Step 1: State the relationship between potential gradient and current.
The potential difference across a length $L$ of a wire is $V = IR$, where $I$ is the current and $R$ is the resistance of that length.
The potential gradient ($k$) is the potential difference per unit length:
\[
k = \frac{V}{L} = \frac{IR}{L}.
\]
Step 2: Express resistance in terms of resistivity.

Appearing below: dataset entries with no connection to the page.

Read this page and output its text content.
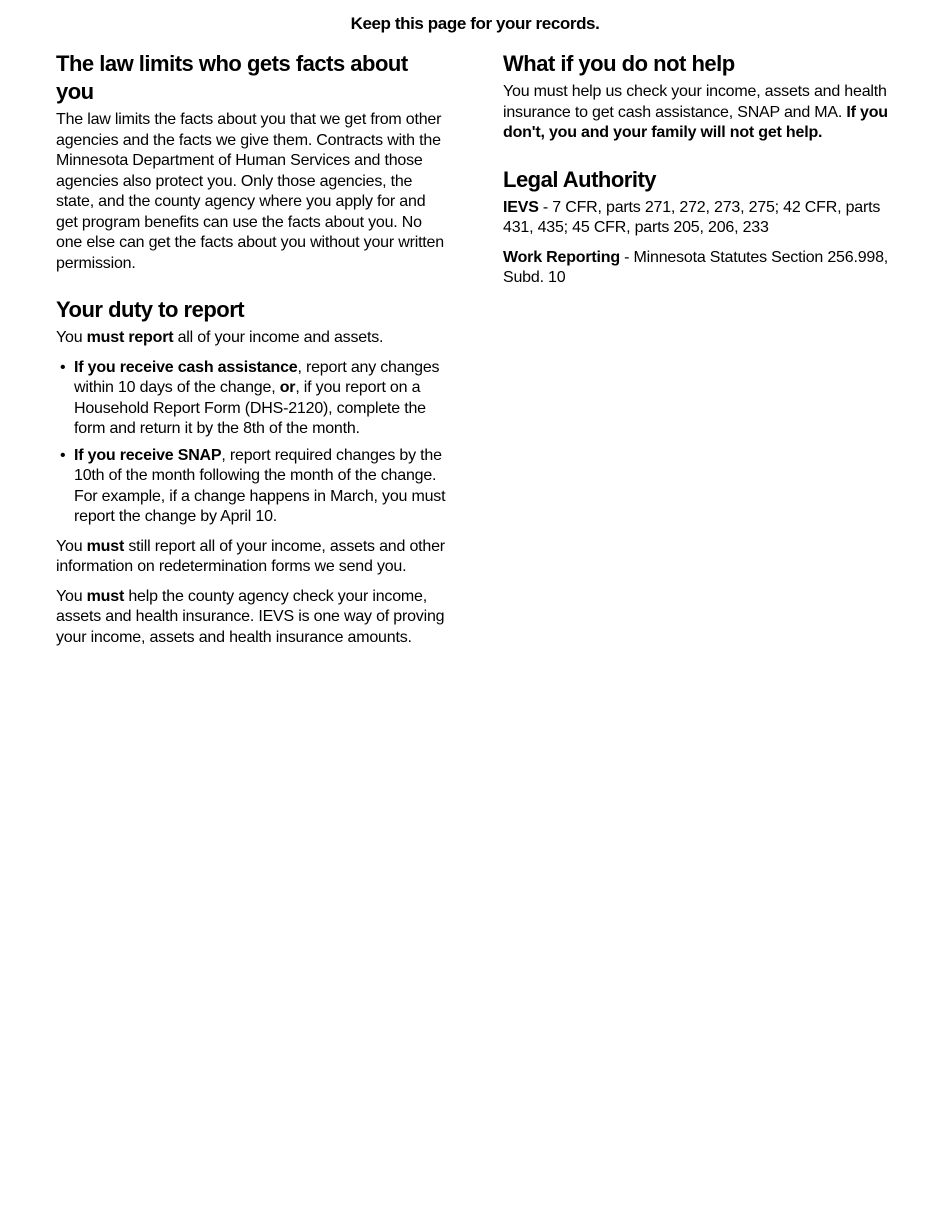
Keep this page for your records.
The law limits who gets facts about you

The law limits the facts about you that we get from other agencies and the facts we give them. Contracts with the Minnesota Department of Human Services and those agencies also protect you. Only those agencies, the state, and the county agency where you apply for and get program benefits can use the facts about you. No one else can get the facts about you without your written permission.

Your duty to report

You must report all of your income and assets.

• If you receive cash assistance, report any changes within 10 days of the change, or, if you report on a Household Report Form (DHS-2120), complete the form and return it by the 8th of the month.
• If you receive SNAP, report required changes by the 10th of the month following the month of the change. For example, if a change happens in March, you must report the change by April 10.

You must still report all of your income, assets and other information on redetermination forms we send you.

You must help the county agency check your income, assets and health insurance. IEVS is one way of proving your income, assets and health insurance amounts.

What if you do not help

You must help us check your income, assets and health insurance to get cash assistance, SNAP and MA. If you don't, you and your family will not get help.

Legal Authority

IEVS - 7 CFR, parts 271, 272, 273, 275; 42 CFR, parts 431, 435; 45 CFR, parts 205, 206, 233

Work Reporting - Minnesota Statutes Section 256.998, Subd. 10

The resistance of the wire is given by $R = \rho \frac{L}{A}$, where $\rho$ is the resistivity and $A$ is the area of cross-section.
Substitute this into the potential gradient equation:
\[
k = I \frac{\rho L/A}{L} = \frac{I\rho}{A}.
\]
Step 3: Solve the equation for resistivity $\rho$.

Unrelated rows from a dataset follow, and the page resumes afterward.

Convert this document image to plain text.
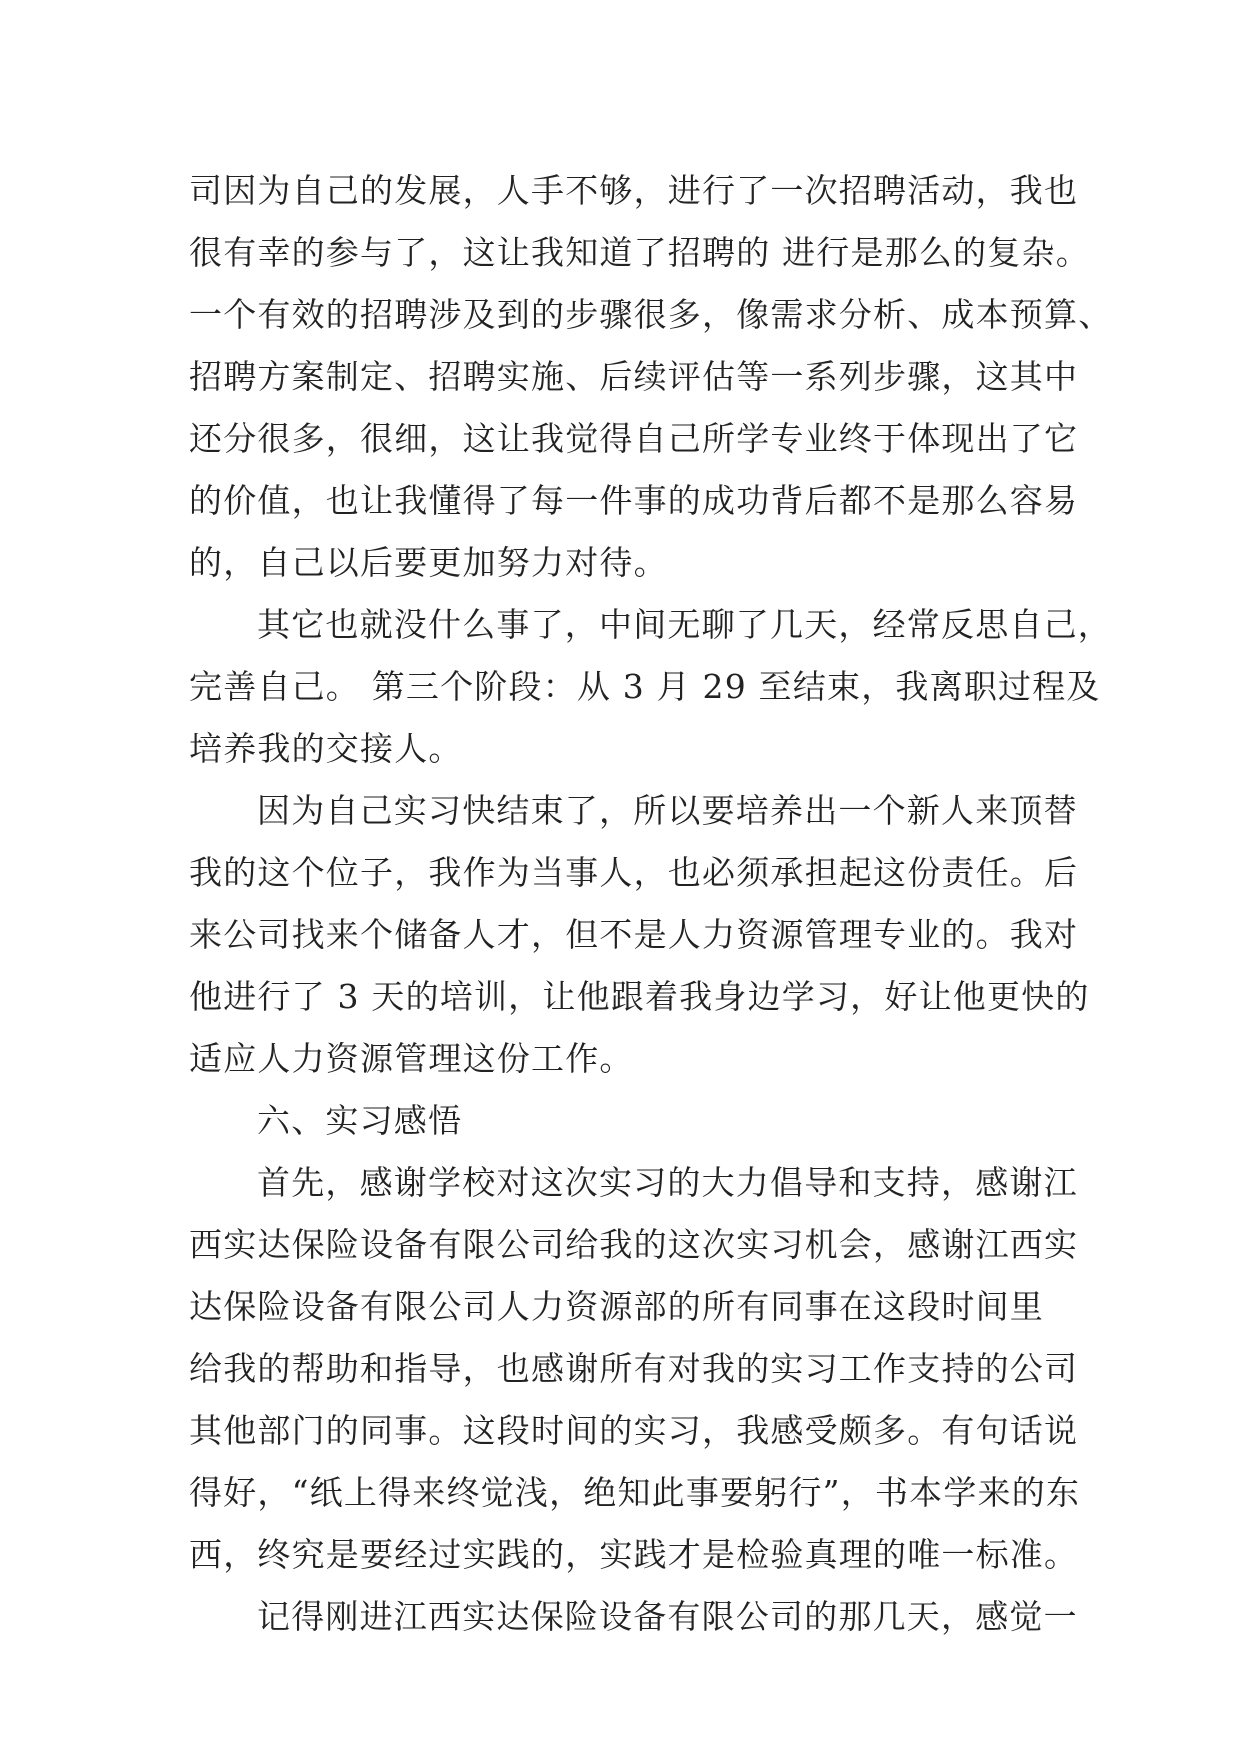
司因为自己的发展，人手不够，进行了一次招聘活动，我也
很有幸的参与了，这让我知道了招聘的 进行是那么的复杂。
一个有效的招聘涉及到的步骤很多，像需求分析、成本预算、
招聘方案制定、招聘实施、后续评估等一系列步骤，这其中
还分很多，很细，这让我觉得自己所学专业终于体现出了它
的价值，也让我懂得了每一件事的成功背后都不是那么容易
的，自己以后要更加努力对待。
其它也就没什么事了，中间无聊了几天，经常反思自己，
完善自己。 第三个阶段：从 3 月 29 至结束，我离职过程及
培养我的交接人。
因为自己实习快结束了，所以要培养出一个新人来顶替
我的这个位子，我作为当事人，也必须承担起这份责任。后
来公司找来个储备人才，但不是人力资源管理专业的。我对
他进行了 3 天的培训，让他跟着我身边学习，好让他更快的
适应人力资源管理这份工作。
六、实习感悟
首先，感谢学校对这次实习的大力倡导和支持，感谢江
西实达保险设备有限公司给我的这次实习机会，感谢江西实
达保险设备有限公司人力资源部的所有同事在这段时间里
给我的帮助和指导，也感谢所有对我的实习工作支持的公司
其他部门的同事。这段时间的实习，我感受颇多。有句话说
得好，“纸上得来终觉浅，绝知此事要躬行”，书本学来的东
西，终究是要经过实践的，实践才是检验真理的唯一标准。
记得刚进江西实达保险设备有限公司的那几天，感觉一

Rearrange the equation to isolate $\rho$:
\[
\rho = \frac{kA}{I}.
\]
Step 4: Substitute the given numerical values.
We are given:
Potential gradient: $k = 0.15$ V/m.
Area of cross-section: $A = 6 \times 10^{-7}$ m$^2$.
Current: $I = 0.3$ A.
\[
\rho = \frac{(0.15 \text{ V/m}) \times (6 \times 10^{-7} \text{ m}^2)}{0.3 \text{ A}}.
\]
Step 5: Calculate the resistivity.
\[
\rho = \frac{0.15 \times 6}{0.3} \times 10^{-7} \frac{\Omega\cdot\text{m}}{\text{m}} \text{ m}^2 = \frac{0.9}{0.3} \times 10^{-7} \Omega\text{m}.
\]
\[
\rho = 3 \times 10^{-7} \Omega\text{m}.
\]
\[
\boxed{\rho = 3 \times 10^{-7} \Omega\text{m}}.
\]